Throughout the 80s, personal computers quickly gained enough power to perform most computational tasks completely on their own, eventually being able to run applications of the size that could have once only been run on mainframes. By the late-90s, the personal computing model, where most computation was performed directly on client machines, even on organizational networks, was the dominant model.

But in the early-2000s, the winds of technological change began blowing back towards the computer’s roots and mainframe computing. This was the result of dramatic increases in internet connectivity speeds, because of such infrastructural improvements as widespread fiber optic cables. Developers began realizing that the mainframe computing model of old could be updated, except this time on a scale never before imagined. This marked the birth of cloud computing, which quickly began growing at staggering rates.

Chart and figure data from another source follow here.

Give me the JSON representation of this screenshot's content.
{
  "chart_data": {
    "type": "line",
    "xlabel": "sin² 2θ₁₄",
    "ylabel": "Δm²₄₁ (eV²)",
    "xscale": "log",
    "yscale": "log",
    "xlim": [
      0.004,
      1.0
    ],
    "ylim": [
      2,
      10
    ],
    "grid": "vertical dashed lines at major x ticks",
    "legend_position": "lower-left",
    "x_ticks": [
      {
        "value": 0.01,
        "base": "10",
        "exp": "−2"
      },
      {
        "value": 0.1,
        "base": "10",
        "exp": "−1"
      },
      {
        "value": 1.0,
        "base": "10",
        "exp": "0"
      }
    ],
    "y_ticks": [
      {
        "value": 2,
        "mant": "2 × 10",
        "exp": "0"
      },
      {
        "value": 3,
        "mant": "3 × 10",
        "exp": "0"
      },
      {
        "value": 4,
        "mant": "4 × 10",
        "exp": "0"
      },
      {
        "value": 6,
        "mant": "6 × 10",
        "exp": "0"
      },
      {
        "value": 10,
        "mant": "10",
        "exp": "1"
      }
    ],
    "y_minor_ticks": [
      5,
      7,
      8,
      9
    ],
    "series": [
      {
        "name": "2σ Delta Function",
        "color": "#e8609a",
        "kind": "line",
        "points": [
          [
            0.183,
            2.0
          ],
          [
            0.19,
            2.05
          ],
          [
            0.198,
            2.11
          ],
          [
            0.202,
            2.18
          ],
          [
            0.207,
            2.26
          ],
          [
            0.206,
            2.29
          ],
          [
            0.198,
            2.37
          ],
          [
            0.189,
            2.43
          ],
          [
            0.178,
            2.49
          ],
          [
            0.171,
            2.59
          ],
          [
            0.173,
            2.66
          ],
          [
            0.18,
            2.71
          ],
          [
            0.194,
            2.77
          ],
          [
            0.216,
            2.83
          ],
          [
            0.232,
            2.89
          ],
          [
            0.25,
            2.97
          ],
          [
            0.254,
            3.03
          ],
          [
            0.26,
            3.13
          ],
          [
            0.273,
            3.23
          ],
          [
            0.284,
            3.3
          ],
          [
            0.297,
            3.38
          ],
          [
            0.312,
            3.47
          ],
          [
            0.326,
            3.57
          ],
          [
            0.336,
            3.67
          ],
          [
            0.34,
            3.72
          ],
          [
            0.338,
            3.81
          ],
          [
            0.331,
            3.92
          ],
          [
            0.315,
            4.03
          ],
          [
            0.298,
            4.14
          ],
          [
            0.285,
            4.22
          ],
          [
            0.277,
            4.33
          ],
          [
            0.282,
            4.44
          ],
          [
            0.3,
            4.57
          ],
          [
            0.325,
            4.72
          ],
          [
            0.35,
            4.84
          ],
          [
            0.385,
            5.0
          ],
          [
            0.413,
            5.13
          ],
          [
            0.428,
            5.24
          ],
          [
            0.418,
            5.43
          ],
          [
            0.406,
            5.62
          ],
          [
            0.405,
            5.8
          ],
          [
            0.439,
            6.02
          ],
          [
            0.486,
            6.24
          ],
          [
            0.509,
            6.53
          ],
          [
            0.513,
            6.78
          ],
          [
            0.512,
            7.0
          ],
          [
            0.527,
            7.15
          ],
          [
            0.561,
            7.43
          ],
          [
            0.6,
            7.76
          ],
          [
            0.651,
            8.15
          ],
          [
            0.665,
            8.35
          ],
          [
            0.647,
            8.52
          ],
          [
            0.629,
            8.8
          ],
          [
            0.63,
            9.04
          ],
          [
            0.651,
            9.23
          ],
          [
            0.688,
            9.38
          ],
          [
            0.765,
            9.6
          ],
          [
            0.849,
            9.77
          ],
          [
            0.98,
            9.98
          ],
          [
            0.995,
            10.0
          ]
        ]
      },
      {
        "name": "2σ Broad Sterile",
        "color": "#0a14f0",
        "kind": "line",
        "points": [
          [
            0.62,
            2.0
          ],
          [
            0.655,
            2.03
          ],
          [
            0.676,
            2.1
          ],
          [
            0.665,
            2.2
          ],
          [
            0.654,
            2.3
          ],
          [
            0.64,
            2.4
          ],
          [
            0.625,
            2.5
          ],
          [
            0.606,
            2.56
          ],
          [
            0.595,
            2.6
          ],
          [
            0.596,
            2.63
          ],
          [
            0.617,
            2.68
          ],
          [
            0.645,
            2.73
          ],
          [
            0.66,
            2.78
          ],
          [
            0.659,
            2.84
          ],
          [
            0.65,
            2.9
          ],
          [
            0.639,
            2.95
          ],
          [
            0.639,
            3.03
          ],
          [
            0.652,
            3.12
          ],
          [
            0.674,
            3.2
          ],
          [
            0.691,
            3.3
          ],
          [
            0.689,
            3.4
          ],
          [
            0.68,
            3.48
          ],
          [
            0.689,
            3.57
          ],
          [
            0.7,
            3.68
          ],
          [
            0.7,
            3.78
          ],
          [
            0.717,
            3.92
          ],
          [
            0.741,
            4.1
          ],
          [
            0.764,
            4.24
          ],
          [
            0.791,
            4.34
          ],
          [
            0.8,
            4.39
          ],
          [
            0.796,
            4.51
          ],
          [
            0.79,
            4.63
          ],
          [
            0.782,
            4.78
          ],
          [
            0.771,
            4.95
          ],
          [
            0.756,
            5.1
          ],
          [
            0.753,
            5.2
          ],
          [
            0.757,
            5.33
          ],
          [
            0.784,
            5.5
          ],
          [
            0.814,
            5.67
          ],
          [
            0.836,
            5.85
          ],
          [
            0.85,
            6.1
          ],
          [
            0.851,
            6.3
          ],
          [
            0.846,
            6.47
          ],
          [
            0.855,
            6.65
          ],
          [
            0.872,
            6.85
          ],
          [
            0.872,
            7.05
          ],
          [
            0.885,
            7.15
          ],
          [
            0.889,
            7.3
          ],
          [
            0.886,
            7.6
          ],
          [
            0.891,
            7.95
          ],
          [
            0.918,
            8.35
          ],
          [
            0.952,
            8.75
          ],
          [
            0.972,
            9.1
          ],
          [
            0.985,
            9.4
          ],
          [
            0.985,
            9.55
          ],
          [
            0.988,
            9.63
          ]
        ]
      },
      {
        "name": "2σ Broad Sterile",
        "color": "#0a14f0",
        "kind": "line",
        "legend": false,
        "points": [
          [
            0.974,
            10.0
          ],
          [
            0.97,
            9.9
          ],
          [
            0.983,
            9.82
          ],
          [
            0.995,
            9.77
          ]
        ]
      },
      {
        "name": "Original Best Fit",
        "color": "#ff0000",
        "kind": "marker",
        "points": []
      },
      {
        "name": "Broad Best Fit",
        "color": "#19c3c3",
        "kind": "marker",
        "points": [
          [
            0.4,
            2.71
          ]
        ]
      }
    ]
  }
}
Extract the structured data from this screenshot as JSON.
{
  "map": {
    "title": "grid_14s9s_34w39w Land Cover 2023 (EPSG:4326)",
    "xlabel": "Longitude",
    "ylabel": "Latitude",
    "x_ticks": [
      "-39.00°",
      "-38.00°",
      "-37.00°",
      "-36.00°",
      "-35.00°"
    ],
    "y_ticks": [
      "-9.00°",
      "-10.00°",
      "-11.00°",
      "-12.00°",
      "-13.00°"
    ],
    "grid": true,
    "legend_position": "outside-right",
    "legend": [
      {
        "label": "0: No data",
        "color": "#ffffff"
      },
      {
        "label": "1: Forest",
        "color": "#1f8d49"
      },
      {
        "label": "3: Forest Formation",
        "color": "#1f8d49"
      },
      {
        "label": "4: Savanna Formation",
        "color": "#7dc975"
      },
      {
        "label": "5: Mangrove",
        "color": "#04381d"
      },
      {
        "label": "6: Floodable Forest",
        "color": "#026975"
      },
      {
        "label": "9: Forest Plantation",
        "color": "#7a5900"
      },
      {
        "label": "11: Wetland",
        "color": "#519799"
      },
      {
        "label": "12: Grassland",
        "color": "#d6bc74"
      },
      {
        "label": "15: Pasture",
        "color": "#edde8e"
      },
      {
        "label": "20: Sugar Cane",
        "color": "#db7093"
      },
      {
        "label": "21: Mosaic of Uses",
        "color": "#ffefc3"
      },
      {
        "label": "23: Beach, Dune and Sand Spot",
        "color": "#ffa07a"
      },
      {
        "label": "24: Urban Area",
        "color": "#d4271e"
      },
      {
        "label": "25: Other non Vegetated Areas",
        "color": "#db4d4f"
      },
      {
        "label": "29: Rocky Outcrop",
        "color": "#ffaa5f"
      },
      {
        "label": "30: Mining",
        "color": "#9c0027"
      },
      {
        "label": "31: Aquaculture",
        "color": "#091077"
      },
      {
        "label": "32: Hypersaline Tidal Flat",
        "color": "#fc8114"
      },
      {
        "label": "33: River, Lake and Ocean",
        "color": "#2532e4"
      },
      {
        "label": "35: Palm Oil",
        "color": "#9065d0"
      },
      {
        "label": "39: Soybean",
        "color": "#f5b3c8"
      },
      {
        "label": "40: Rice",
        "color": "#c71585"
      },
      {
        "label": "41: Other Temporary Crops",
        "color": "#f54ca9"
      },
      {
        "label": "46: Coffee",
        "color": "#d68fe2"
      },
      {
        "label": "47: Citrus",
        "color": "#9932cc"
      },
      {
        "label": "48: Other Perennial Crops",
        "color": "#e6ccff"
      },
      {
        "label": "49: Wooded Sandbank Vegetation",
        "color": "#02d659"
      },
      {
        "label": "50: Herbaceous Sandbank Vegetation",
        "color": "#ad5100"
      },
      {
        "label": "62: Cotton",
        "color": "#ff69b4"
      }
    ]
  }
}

Why accounting in the cloud is displacing the traditional computing model

What was quickly realized is that cloud computing resources can be precisely tweaked to maximize efficiency and productivity always. With efficiency and productivity gains on the order of 10 times what an organization using its own computing resources could achieve, the cloud was able to immediately save businesses massive amounts in capital outlays and ongoing expenses, while streamlining IT operations and providing for a level of scalability that had never been imagined.

For small to medium businesses that need to implement accounting solutions, going with cloud accounting can completely obviate the need for internal networking, capital expenditures on rapidly depreciating computational resources and the growing pains associated with rapid growth, as well as the excess capacity left during contractions. Whereas implementing an in-house accounting system can easily run a typical small to mid-sized business high-five to low-six figures, a cloud accounting solution may cost as little as $100 per month. This can quickly become a no-brainer. The efficiency gains and savings offered by cloud accounting are so vast that in-house computing simply can’t compete.

Another important aspect of cloud accounting is the fact that it can seamlessly accommodate growth. In times past, growing too quickly could result in a company’s accounting operations becoming crippled, as they struggled to scale up, hiring more IT staff, trying to quickly implement ad-hoc networking solutions and spending massive amounts of money on new computer equipment. With cloud accounting, these scaling issues are virtually non-existent. The cloud can handle 100 clients with exactly the same ease as it can handle a single client.